Elle a peu fait de théâtre, donnant la réplique à différents acteurs (Trintignant, Philippe Noiret, Alain Delon, Gérard Depardieu) dans la même pièce, Love Letters, d’Albert Ramsdell Gurney, sur une période de 25 ans. On l’a aussi peu vue à la télévision, notamment dans la minisérie Napoléon, du Québécois Yves Simoneau.

Anouk Aimée a tourné dans 74 films, en France, en Italie, mais aussi aux États-Unis, notamment avec Sidney Lumet (The Appointment), George Cukor (Justine) et Robert Altman (Prêt-à-porter). « Dès que vous faites un film qui a du succès, tout d’un coup, toutes les portes s’ouvrent.
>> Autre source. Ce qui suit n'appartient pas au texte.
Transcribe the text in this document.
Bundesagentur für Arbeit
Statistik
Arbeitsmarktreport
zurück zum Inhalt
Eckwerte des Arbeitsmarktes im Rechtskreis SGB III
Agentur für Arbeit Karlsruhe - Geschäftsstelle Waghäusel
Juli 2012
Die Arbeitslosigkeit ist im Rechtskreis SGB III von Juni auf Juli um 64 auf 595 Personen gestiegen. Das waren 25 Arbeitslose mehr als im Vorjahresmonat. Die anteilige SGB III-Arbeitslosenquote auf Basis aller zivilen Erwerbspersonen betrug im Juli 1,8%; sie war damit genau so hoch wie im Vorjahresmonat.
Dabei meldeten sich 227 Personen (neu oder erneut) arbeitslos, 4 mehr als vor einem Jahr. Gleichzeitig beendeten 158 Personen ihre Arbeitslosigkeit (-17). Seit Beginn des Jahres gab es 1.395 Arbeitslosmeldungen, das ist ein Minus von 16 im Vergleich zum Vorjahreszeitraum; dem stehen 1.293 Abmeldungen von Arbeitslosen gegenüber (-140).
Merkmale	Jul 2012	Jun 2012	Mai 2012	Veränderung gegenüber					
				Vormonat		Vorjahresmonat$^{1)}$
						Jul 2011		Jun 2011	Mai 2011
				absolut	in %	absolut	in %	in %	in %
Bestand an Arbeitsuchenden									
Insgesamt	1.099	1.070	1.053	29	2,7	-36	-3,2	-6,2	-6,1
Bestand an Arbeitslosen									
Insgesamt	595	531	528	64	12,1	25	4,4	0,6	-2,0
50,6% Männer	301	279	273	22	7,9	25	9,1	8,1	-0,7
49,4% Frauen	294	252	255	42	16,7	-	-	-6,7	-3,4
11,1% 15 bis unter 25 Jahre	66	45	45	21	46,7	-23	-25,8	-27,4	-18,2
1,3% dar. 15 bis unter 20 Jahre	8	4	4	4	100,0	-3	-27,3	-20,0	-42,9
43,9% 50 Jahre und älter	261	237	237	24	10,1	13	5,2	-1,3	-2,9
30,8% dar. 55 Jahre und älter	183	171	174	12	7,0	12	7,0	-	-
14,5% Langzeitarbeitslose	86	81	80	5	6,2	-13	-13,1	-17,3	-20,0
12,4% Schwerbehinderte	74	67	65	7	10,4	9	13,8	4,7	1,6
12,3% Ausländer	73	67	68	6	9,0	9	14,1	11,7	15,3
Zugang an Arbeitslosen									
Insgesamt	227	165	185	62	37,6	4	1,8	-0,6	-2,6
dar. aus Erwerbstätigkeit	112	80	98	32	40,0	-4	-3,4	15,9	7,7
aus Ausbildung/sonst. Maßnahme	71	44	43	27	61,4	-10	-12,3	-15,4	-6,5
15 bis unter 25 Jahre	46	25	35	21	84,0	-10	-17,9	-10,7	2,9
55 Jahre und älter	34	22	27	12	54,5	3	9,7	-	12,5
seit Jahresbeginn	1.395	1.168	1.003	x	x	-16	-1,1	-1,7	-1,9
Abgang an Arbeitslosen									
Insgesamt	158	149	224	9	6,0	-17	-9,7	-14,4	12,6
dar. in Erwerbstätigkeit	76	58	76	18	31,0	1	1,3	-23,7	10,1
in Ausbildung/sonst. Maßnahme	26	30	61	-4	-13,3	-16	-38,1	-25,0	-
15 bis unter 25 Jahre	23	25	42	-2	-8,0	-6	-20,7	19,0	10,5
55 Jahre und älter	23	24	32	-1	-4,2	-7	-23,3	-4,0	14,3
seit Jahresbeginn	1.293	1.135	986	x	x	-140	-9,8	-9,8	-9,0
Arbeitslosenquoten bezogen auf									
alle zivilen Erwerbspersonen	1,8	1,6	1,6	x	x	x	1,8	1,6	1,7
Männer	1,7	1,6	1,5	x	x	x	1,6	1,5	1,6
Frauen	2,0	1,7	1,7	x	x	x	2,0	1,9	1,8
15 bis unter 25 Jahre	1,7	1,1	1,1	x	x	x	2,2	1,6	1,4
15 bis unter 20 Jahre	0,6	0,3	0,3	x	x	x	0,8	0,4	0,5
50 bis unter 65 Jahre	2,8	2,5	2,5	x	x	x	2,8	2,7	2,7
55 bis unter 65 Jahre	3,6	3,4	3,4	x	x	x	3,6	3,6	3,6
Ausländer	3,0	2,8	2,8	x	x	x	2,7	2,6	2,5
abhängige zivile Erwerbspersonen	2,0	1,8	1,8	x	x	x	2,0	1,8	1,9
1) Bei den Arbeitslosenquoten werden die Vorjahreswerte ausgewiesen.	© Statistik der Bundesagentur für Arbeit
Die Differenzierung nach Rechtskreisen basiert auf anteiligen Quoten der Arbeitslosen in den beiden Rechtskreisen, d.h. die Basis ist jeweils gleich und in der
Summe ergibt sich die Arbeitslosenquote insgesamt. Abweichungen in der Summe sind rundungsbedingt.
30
Je recevais des scénarios du monde entier », confie-t-elle en 2016 au magazine Elle.

Égérie des années 1960, incarnation de l’élégance féminine française, Anouk Aimée restera, grâce au cinéma, éternelle.

Anouk Aimée en trois films

Un homme et une femme (Claude Lelouch, 1966)

Un pilote de rallye (Jean-Louis Trintignant) suit en voiture sur la route de Deauville à Paris le train d’une jeune femme (Anouk Aimée) qui vient de le quitter. Tentant le tout pour le tout, il l’attend sur le quai de la gare Saint-Lazare. Les amants s’enlacent. Le film remporte la Palme d’or et Anouk Aimée, le Golden Globe de la meilleure actrice.

Offert sur Apple TV+

La dolce vita (Federico Fellini, 1960)

Marcello (Marcello Mastroianni) se promène Via Veneto dans la Cadillac de Maddalena (Anouk Aimée), bourgeoise romaine en manque de sensations fortes. Ils deviendront amants dès le premier chapitre de La dolce vita, film qui vaudra à Federico Fellini la Palme d’or à Cannes et fera d’Anouk Aimée une star internationale.

Offert sur YouTube, Google Play et The Criterion Channel

Lola (Jacques Demy, 1961)

Cécile (Anouk Aimée) est chanteuse et danseuse dans un cabaret de Nantes fréquenté par des marins, sous le nom de scène de Lola. Elle élève un garçon de 7 ans dont elle attend le retour du père, Michel, disparu à sa naissance. Toute l’œuvre à venir de Jacques Demy se profile dans ce premier film doux-amer.